„Ouder moet met kind praten over digipesten”
GRONINGEN (ANP) – Kinderen die op internet gepest worden, hebben daar ook vaak last van ’in het echte leven’.
Kinderen die te maken hebben met ’digipesten’ vormen niet een andere groep. Dat zei René Veenstra, socioloog aan de Rijksuniversiteit Groningen donderdag in een reactie op een rapport van het Sociaal Cultureel Planbureau over pesten van kinderen op internet.
Volgens Veenstra overlappen de groepen elkaar. Scholieren die op het schoolplein gepest worden, zitten ook op allerlei fora op internet. „Ze willen erbij horen via bijvoorbeeld Hyves en Facebook. Ook daar worden ze dan uitgescholden, beledigd en als ’vriend’ buitengesloten.
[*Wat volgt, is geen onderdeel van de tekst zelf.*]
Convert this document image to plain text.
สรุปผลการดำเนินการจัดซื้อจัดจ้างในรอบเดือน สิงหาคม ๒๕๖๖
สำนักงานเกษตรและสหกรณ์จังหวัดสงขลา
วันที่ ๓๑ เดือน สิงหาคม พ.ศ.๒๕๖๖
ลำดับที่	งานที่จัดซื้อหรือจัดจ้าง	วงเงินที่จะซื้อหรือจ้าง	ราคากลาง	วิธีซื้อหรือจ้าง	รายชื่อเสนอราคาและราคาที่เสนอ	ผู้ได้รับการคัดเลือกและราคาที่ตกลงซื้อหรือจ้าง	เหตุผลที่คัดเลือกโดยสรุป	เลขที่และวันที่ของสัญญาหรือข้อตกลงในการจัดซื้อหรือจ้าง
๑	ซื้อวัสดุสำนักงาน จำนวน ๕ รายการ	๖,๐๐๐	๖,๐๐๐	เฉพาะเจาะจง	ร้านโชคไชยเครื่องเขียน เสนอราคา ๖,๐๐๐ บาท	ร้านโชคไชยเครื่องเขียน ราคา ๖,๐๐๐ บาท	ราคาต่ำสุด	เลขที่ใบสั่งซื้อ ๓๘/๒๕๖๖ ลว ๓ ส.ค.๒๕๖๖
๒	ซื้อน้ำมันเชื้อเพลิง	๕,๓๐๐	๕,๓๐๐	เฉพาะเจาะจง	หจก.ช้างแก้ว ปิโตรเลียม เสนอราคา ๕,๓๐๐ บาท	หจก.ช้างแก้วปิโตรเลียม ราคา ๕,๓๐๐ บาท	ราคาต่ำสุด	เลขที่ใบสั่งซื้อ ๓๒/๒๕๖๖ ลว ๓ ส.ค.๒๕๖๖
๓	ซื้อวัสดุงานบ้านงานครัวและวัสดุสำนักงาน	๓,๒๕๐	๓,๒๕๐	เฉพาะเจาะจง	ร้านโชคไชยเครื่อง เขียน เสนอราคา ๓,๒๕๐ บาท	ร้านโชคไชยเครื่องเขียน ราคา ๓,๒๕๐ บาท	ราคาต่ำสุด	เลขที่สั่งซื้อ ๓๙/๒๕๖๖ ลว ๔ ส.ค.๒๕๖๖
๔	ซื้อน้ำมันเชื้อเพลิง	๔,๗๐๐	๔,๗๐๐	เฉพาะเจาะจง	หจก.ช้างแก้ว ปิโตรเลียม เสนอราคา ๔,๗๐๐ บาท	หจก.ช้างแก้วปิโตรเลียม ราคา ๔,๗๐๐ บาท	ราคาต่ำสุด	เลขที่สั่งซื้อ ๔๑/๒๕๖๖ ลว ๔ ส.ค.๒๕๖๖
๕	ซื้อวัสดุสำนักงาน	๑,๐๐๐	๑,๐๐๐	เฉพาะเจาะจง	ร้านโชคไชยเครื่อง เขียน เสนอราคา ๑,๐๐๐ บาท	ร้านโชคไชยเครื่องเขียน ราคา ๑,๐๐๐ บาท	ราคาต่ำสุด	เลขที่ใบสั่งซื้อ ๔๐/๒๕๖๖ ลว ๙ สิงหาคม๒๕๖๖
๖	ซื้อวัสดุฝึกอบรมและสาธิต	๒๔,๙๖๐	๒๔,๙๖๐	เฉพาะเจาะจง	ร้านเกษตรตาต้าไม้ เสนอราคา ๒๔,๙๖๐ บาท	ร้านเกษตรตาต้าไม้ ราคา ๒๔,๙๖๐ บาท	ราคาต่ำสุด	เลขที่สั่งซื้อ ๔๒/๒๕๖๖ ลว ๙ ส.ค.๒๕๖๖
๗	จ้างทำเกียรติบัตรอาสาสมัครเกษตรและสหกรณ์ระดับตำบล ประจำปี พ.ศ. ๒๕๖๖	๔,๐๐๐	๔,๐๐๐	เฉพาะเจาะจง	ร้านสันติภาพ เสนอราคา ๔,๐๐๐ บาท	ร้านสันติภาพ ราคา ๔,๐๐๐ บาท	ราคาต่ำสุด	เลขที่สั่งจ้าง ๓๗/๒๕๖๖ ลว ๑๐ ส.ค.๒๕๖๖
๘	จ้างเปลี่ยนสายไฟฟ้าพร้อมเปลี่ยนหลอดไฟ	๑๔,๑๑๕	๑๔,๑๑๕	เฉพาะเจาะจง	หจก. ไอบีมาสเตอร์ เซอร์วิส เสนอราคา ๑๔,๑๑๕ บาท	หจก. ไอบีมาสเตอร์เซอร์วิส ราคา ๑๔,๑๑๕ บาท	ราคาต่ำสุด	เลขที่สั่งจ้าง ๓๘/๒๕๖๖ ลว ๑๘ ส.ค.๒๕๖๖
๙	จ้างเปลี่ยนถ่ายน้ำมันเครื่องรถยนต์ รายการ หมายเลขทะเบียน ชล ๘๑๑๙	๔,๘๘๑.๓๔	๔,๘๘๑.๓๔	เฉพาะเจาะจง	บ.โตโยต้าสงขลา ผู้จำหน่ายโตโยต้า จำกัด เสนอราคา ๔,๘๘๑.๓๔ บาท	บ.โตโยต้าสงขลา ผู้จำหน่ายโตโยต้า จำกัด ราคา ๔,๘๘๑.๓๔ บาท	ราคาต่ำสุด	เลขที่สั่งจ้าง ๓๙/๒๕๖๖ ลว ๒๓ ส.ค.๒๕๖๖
De groep die alleen maar via internet gepest wordt, is vrij klein.”
De socioloog vindt het belangrijk dat ouders, zeker als ze jonge kinderen hebben, een oogje in het zeil houden en hun kinderen wijzen op de risico’s. Ze moeten bijvoorbeeld hun kroost duidelijk maken niet iedereen als vriend te accepteren en niet in te gaan gaan op ’rare’ verzoeken via de webcam. Veenstra wil dat ouders meer met hun kinderen praten over digitale bedreigingen. „Je moet je afvragen of jonge kinderen wel online moeten zijn in de slaapkamer. Beter is het dat kinderen online zijn via bijvoorbeeld een laptop in de woonkamer, de ouders hebben dan meer zicht op wat er gebeurt.”